Molti amministratori e manager IT, avevo la preoccupazione di perdere i dati a causa dell’utilizzo degli SSD. I produttori di SSD hanno impiegato tanto tempo per convincerli del contrario, soprattutto quando vengono utilizzati per l’archiviazione e gestione di dati sensibili e importanti.
Cosa è un SSD?
E’ basato su chip NAND Flash e di fatto è un supporto completamente differente al classico hard disk meccanico tradizionale (HDD). L’HDD salva i dati su dei piatti che ruotano ad un regime noto (rpm, rotazioni per minuto), mentre l’SSD è un controller elettronico e diversi chip di archiviazione.
Esistono anche i dischi ibridi chiamati SSHD, supporto che implementa entrambe le tecnologie.
SSD, vantaggi:
principalmente sono molto veloci dei tradizionali HDD. Questa differenza, in certi casi davvero notevole, è determinata dal fatto che il disco HDD è composto da molte parti meccaniche e piatti rotanti ed il riposizionamento della testina di lettura/scrittura impiega molto più tempo rispetto alla semplice trasmissione dei dati attraverso le interfacce elettroniche di un SSD.
Altro vantaggio degli SSD è rappresentato dal loro tempo d’accesso, che li rende perfetti nel caso in cui i tempi di accesso ai files e cartelle deve essere brevissimo.
SSD, svantaggi:
con i chip NAND Flash degli SSD si presenta il problema della loro durata di vita, che è limitata per impostazione predefinita.

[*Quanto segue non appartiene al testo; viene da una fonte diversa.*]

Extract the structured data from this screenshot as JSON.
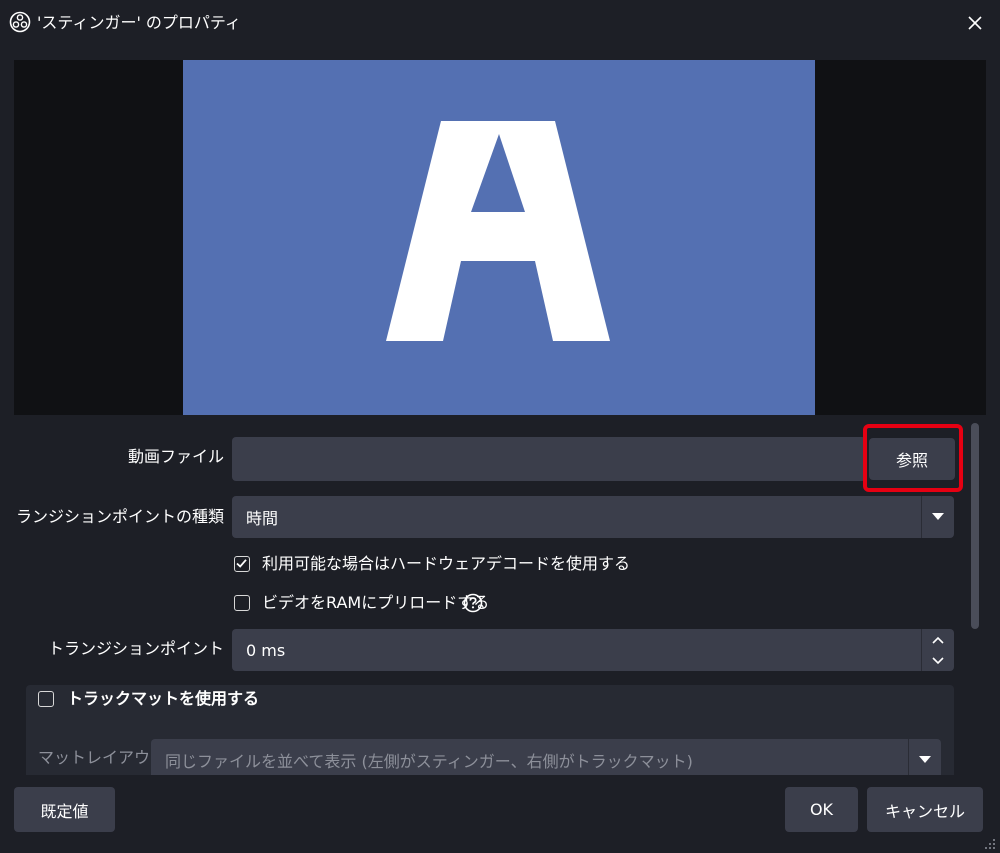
{
  "window": {
    "title": "'スティンガー' のプロパティ",
    "close_icon": "close-icon"
  },
  "preview": {
    "letter": "A",
    "background_color": "#5470b2"
  },
  "form": {
    "video_file": {
      "label": "動画ファイル",
      "value": "",
      "browse_label": "参照"
    },
    "transition_point_type": {
      "label": "トランジションポイントの種類",
      "selected": "時間"
    },
    "hw_decode": {
      "label": "利用可能な場合はハードウェアデコードを使用する",
      "checked": true
    },
    "preload_ram": {
      "label": "ビデオをRAMにプリロードする",
      "checked": false,
      "help_icon": "help-icon"
    },
    "transition_point": {
      "label": "トランジションポイント",
      "value": "0 ms"
    },
    "track_matte": {
      "label": "トラックマットを使用する",
      "checked": false,
      "matte_layout_label": "マットレイアウト",
      "matte_layout_value": "同じファイルを並べて表示 (左側がスティンガー、右側がトラックマット)"
    }
  },
  "footer": {
    "defaults_label": "既定値",
    "ok_label": "OK",
    "cancel_label": "キャンセル"
  },
  "highlight_color": "#e60012"
}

Mentre i normali HDD durano diversi anni (al massimo 10), gli SSD hanno un ciclo di vita predefinita.
I dati possono essere scritti su una cella di storage all’interno dei chip NAND Flash degli SSD, un numero di volte compreso tra circa 3.000 e 100.000 nel corso del loro ciclo di vita. Superata questa soglia le celle perdono la capacità di memorizzare in modo affidabile i dati. Per evitare che vengano utilizzate sempre alcune celle a discapito di altre, i produttori utilizzano algoritmi di wear-leveling per distribuire i dati in maniera uniforme su tutte le celle mediante il controller.
Per verificare lo stato degli SSD è possibile utilizzare lo strumento di analisi S.M.A.R.T., che mostra la durata di vita rimanente di un SSD.

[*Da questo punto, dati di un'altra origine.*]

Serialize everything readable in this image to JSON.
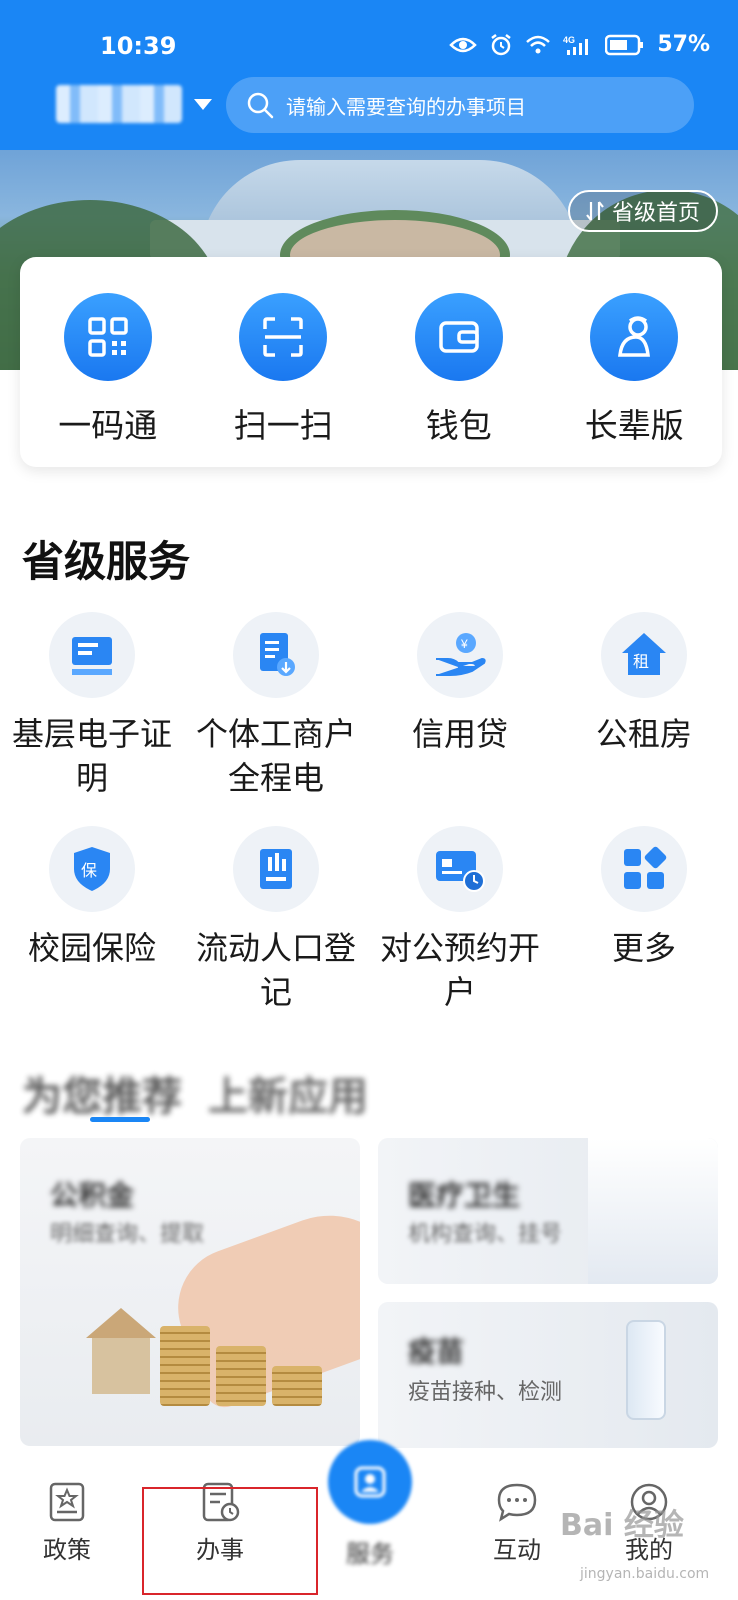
{
  "status_bar": {
    "time": "10:39",
    "battery": "57%"
  },
  "header": {
    "city": "",
    "search_placeholder": "请输入需要查询的办事项目"
  },
  "banner": {
    "province_home": "省级首页"
  },
  "quick_actions": [
    {
      "label": "一码通",
      "icon": "qr-code-icon"
    },
    {
      "label": "扫一扫",
      "icon": "scan-icon"
    },
    {
      "label": "钱包",
      "icon": "wallet-icon"
    },
    {
      "label": "长辈版",
      "icon": "elder-icon"
    }
  ],
  "section": {
    "title": "省级服务"
  },
  "services": [
    {
      "label": "基层电子证明",
      "icon": "certificate-icon"
    },
    {
      "label": "个体工商户全程电",
      "icon": "document-download-icon"
    },
    {
      "label": "信用贷",
      "icon": "loan-hand-icon"
    },
    {
      "label": "公租房",
      "icon": "house-rent-icon"
    },
    {
      "label": "校园保险",
      "icon": "shield-insurance-icon"
    },
    {
      "label": "流动人口登记",
      "icon": "register-icon"
    },
    {
      "label": "对公预约开户",
      "icon": "card-clock-icon"
    },
    {
      "label": "更多",
      "icon": "grid-more-icon"
    }
  ],
  "tabs": [
    {
      "label": "为您推荐"
    },
    {
      "label": "上新应用"
    }
  ],
  "cards": {
    "big": {
      "title": "公积金",
      "subtitle": "明细查询、提取"
    },
    "small1": {
      "title": "医疗卫生",
      "subtitle": "机构查询、挂号"
    },
    "small2": {
      "title": "疫苗",
      "subtitle": "疫苗接种、检测"
    }
  },
  "bottom_nav": [
    {
      "label": "政策"
    },
    {
      "label": "办事"
    },
    {
      "label": "服务"
    },
    {
      "label": "互动"
    },
    {
      "label": "我的"
    }
  ],
  "watermark": {
    "text": "Bai 经验",
    "sub": "jingyan.baidu.com"
  },
  "colors": {
    "primary": "#1a86f5",
    "highlight": "#d9252b"
  }
}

Quanti TB possono essere scritti in un SSD in modo affidabile?
Gli SSD si suddividono in due categorie: gli SSD enterprise e gli SSD consumer. Per queste categorie, i produttori forniscono una stima del ciclo di vita dell’SSD.
Un valore tipico di TBW per un SSD da 250 GB si stabilizza tra 60 e 150 terabyte scritti. Ciò significa che per andare oltre un valore TBW garantito di 70, un utente dovrebbe scrivere 190(!) GB al giorno per un periodo di un anno, decisamente improbabile in un ambiente consumer.
Ad esempio, l’SSD Samsung dichiara che il suo Samsung SSD 850 PRO SATA, con una capacità di 128 GB, 256 GB, 512 o 1 TB, è “creato per gestire 150 terabyte scritti (TBW), il che equivale a un carico di lavoro giornaliero in lettura/scrittura di 40 GB su un periodo di dieci anni”.
Un normale utente da ufficio scrive dai 10 ai 35 GB circa, in un giorno normale. Anche se questo valore aumentasse fino a 40 GB, significa che l’utente potrebbe scrivere (e solo scrivere) più di 5 anni prima di raggiungere il limite di 70 TBW.
Gli SSD durano più a lungo di quanto dichiarato?
Le stime più recenti posizionano la durata limite per gli SSD intorno ai 10 anni. Uno studio congiunto tra Google e l’Università di Toronto ha testato gli SSD su un periodo di più anni. È stato scoperto che l’età del disco SSD è la causa primaria che porta al suo malfunzionamento. Lo studio ha inoltre rilevato che gli SSD sono stati sostituiti con una frequenza pari a circa il 25% in meno rispetto agli HDD.
Tuttavia, all’utilizzo degli SSD è associato un reale problema: il recupero dei dati dagli SSD guasti è più problematico rispetto al recupero dalle superfici magnetiche (HDD). Ciò è dovuto al fatto che è spesso difficile ottenere l’accesso al dispositivo: quando si rompe il chip del controller SSD, è impossibile accedere al dispositivo e ai chip di storage.
Il consiglio della INFOCED è quello di monitorare sempre il ciclo di vita dei dischi SSD, HDD e SSHD, per prevenire il problema associato alla perdita dei dati.